Though God will tear them as a lion (Hosea 13:7-8), punishing them in order to bring them to their senses, His final roar will not be to destroy them. Rather, He, in the person of Jesus Christ, the "Lion of the tribe of Judah" (Revelation 5:5), will roar with an earthshaking sound to summon His people back to their land (Hosea 11:10). Included in their physical return is their spiritual return to their duty to God under His covenant. "These verses," says The Expositor's Bible Commentary, "are like a window into the heart of God. They show that his love for his people is a love that will never let them go. Like the beautiful final chapter of the book, these verses look forward, beyond the chastisement of the immediate future, to the time, still distant, when Israel will truly return to her God and he will bless her once more. Ultimately it must be the millennial kingdom that is finally in view here. No other period in Israel's history, past or prospective, fits the picture" (note on verse 8).

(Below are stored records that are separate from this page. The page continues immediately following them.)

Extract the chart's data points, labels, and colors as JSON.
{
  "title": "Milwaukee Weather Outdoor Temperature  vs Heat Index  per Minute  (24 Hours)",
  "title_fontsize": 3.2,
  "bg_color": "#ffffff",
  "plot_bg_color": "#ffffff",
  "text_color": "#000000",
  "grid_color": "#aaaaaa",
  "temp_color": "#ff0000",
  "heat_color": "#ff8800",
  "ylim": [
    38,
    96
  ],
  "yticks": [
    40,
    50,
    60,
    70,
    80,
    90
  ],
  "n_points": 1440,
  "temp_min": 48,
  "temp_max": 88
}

Then, notice: "His sons shall come trembling from the west… from Egypt… [and] Assyria" (verses 10-11). While Egypt is located to the southwest of the land of Israel, Assyria was located to the northeast. And yet Assyria is the primary place of captivity. How do we explain this? The answer must be that this is a reference to Israel's return from end-time captivity. Indeed, the northern kingdom of Israel never returned to dwell in the Holy Land in the past. Yet they will in the future—this time from the land of modern Assyria, which (as we will delve more into when we later read Isaiah 10) apparently lies in the heart of Europe, to the northwest of the land of Israel. The Israelites, then, will indeed return from the west, from both Europe and Egypt. Also, as explained in the next highlight on Hosea, modern Israelites may today be found in, among a few other places, North America and Northwest Europe, including the British Isles. And, putting Jeremiah 31:8 (KJV) together with other verses (see Isaiah 41:1, 8-9; 49:1, 3, 12), it appears that some Israelites will also return from these homelands at this time—i.e., those who will have managed to avoid deportation, yet will have nonetheless suffered along with the rest of the modern descendants of Israel under European invasion and occupation. These come from the west also. And, from all of these places, "trembling like a bird" following their horrendous ordeal (Hosea 11:11), the children of Israel will at last be humbled and ready to serve and obey their great God, finally able to experience the fullness of His graciousness, love and generosity.